Our Indian MPs submit renewables report to Prime Minister
New Delhi. Climate Parliament MPs from a wide spectrum of political parties submitted today an Expert Report, commissioned by the Climate Parliament, ‘RE-Energising India: Policy, Regulatory and Financial Initiatives to Augment Renewable Energy Deployment in India’ to the Prime Minister of India.
In their signed memorandum given to the Prime Minister along with the Report, the parliamentarians have asked the government to establish a National Clean Energy Access Mission; to mainstream renewable energy in government schemes; enforce NAPCC recommendations at state level through amendments in National Electricity Policy; incentivise states for to increase RPO trajectory and compliance; enact the Renewable Energy Act to be administered by MNRE; and mobilise of low cost funds for the renewable energy sector.
The Memorandum is signed by MPs Mr. J D. Seelam and Ms. Jhansi Lakshmi Botcha (INC), Mr. Rajiv Pratap Rudy and Dr. Sanjay Jaiswal (BJP) Dr. K. P. Ramalingam (DMK), Ms. Vandana Chavan (NCP), Dr. Anup Kumar Saha (CPM), Mr. Shashi Bhusan Behera (BJD), Mr Jayant Chaudhary (RLD) and Mr. Ali Anwar Ansari (JDU).
The Climate Parliament Group of MPs have been putting pressure on the Prime Minister and the Finance Minister to implement a series of policy, financial and regulatory measures for the development of renewable energy in the country, so that the targets set in the National Action Plan of Climate Change (NAPCC) and in the Twelfth Five Year Plan Document, are met fully. In their previous meetings with the Prime Minister Dr Manmohan Singh and the Finance Minister Mr.

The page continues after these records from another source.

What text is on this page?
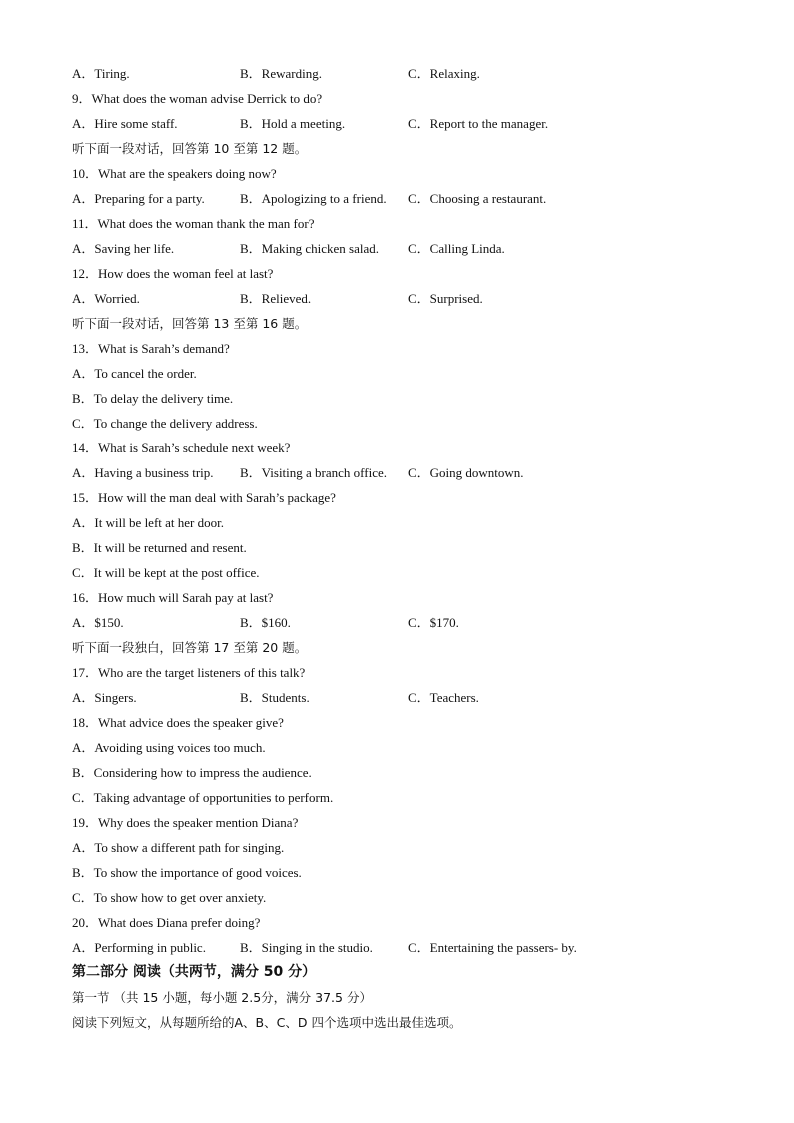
A．Tiring.	B．Rewarding.	C．Relaxing.
9．What does the woman advise Derrick to do?
A．Hire some staff.	B．Hold a meeting.	C．Report to the manager.
听下面一段对话，回答第 10 至第 12 题。
10．What are the speakers doing now?
A．Preparing for a party.	B．Apologizing to a friend. C．Choosing a restaurant.
11．What does the woman thank the man for?
A．Saving her life.	B．Making chicken salad. C．Calling Linda.
12．How does the woman feel at last?
A．Worried.	B．Relieved.	C．Surprised.
听下面一段对话，回答第 13 至第 16 题。
13．What is Sarah’s demand?
A．To cancel the order.
B．To delay the delivery time.
C．To change the delivery address.
14．What is Sarah’s schedule next week?
A．Having a business trip. B．Visiting a branch office. C．Going downtown.
15．How will the man deal with Sarah’s package?
A．It will be left at her door.
B．It will be returned and resent.
C．It will be kept at the post office.
16．How much will Sarah pay at last?
A．$150.	B．$160.	C．$170.
听下面一段独白，回答第 17 至第 20 题。
17．Who are the target listeners of this talk?
A．Singers.	B．Students.	C．Teachers.
18．What advice does the speaker give?
A．Avoiding using voices too much.
B．Considering how to impress the audience.
C．Taking advantage of opportunities to perform.
19．Why does the speaker mention Diana?
A．To show a different path for singing.
B．To show the importance of good voices.
C．To show how to get over anxiety.
20．What does Diana prefer doing?
A．Performing in public.	B．Singing in the studio.	C．Entertaining the passers- by.
第二部分 阅读（共两节，满分 50 分）
第一节 （共 15 小题，每小题 2.5分，满分 37.5 分）
阅读下列短文，从每题所给的A、B、C、D 四个选项中选出最佳选项。
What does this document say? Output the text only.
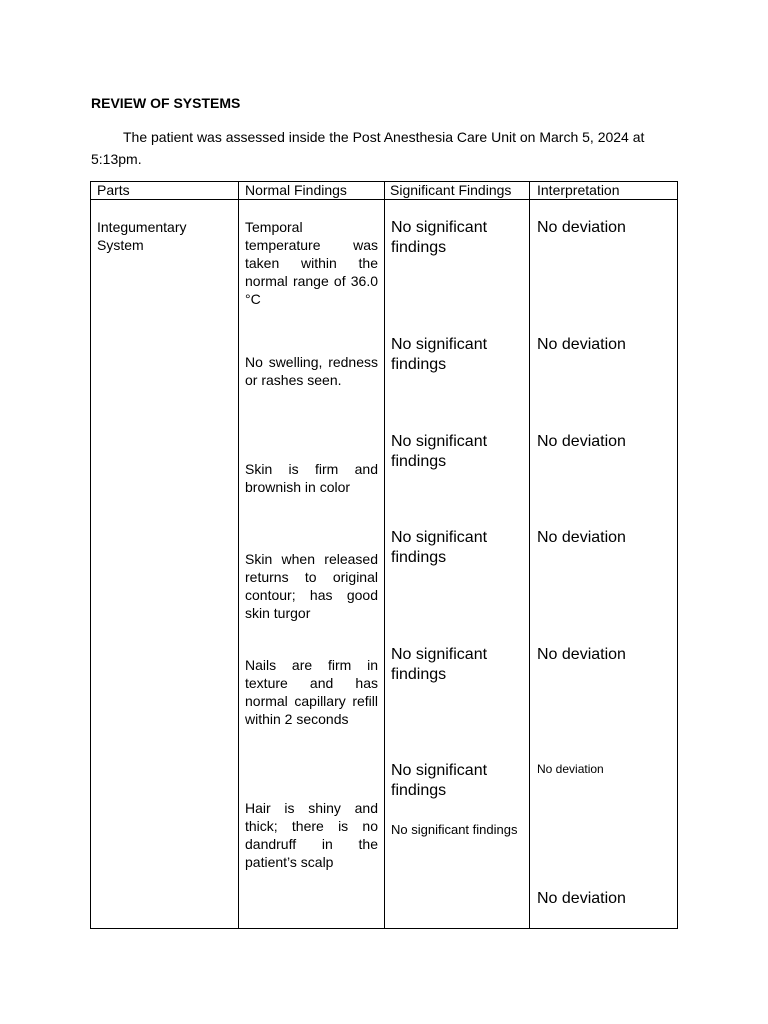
REVIEW OF SYSTEMS
The patient was assessed inside the Post Anesthesia Care Unit on March 5, 2024 at 5:13pm.
Parts	Normal Findings	Significant Findings Interpretation
Integumentary System
Temporal temperature was taken within the normal range of 36.0 °C
No significant findings
No deviation
No swelling, redness or rashes seen.
No significant findings
No deviation
Skin is firm and brownish in color
No significant findings
No deviation
Skin when released returns to original contour; has good skin turgor
No significant findings
No deviation
Nails are firm in texture and has normal capillary refill within 2 seconds
No significant findings
No deviation
Hair is shiny and thick; there is no dandruff in the patient’s scalp
No significant findings
No deviation
No significant findings
No deviation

P. Chidambaram in 2012-13, the Climate Parliament MPs demanded the government reinstate Viability Gap Funding so as to encourage private sector investment in transmission infrastructure for renewable energy, as well as providing Additional Central Assistance to such states that install progressively higher infrastructure for feeding renewable energy based electricity to the grids, establishing a Partial Risk Guarantee Fund for renewable energy projects, and implementation of the Estimates Committee’s 13th Report with respect to increasing the allocations of Renewable Energy Ministry to 1% of the total national budget allocation.
The Expert Report, prepared by Idam Infrastructure Advisory Private Limited, comprehensively and critically analyses the existing policies, schemes and rationale for the renewable energy sector in the country. The Report has a chronological plan – short, medium and long term – to implement its recommendations. The petroleum import bill from April to November 2012 was over Rs 9 trillion, and the Indian trade deficit during the same period was over Rs 10.37 trillion. In 2013-14, the subsidy on kerosene and domestic LPG was about Rs. 300 billion. Further, at the growth rate of 5% in domestic production, all of India’s current extractable coal resources will be exhausted in about 45 years.
Indian renewables are expanding rapidly but need more government supportAccording to the Expert Report, India today has 75 million households without access to electricity. Per capita consumption in rural households was only 8 units per month as compared 24 units in urban households. In 2001-02, the Government of India pledged to provide ‘electricity for all by 2012’, a target that was later deferred to 2017. In order to provide access to energy to the remotest areas, energy needs to be either economically deliverable or locally tapped. Thus, the government should urgently ‘establish a National Energy Access Mission (NEAM) aimed at providing modern and clean energy to all in sufficient quantity at affordable prices…The task of providing access to electricity should be taken up in the mission mode.’ The Government should set a target of 10 years for the mission to achieve universal energy access. For this purpose, the Report also proposes to set up a National Energy Access Fund, under the administrative control of MNRE.
The Expert Report also recommends the government to ‘establish single national long term target for renewable energy, which would help manufacturers and technology suppliers to establish facilities’. The Report notes that there is no unanimity among various sections of the government regarding the target for renewable energy penetration. Targets identified by different departments vary by a wide margin: The Government has set a target of adding 30,000 MW of RE capacity during the 12th Five Year Plan. MNRE’s ‘Strategic Plan for New and Renewable Energy Sector for the period 2011-17’ have targeted 21,700 MW during 2011-2017. The NAPCC targets at 15% of grid electricity from RE by 2020 which may correspond to adding up to 90,000 MW by 2020.
‘The Renewable Energy Act should be enacted to make provisions for the off-grid applications such as solar heating and cooling, renewable energy in transport, heating and cooling, promotion of bio-energy and bio-fuels, off-grid generation and rural electrification, grid connectivity and transmission planning’ suggests the Report. A National Renewable Energy Policy should also be prepared by the MNRE.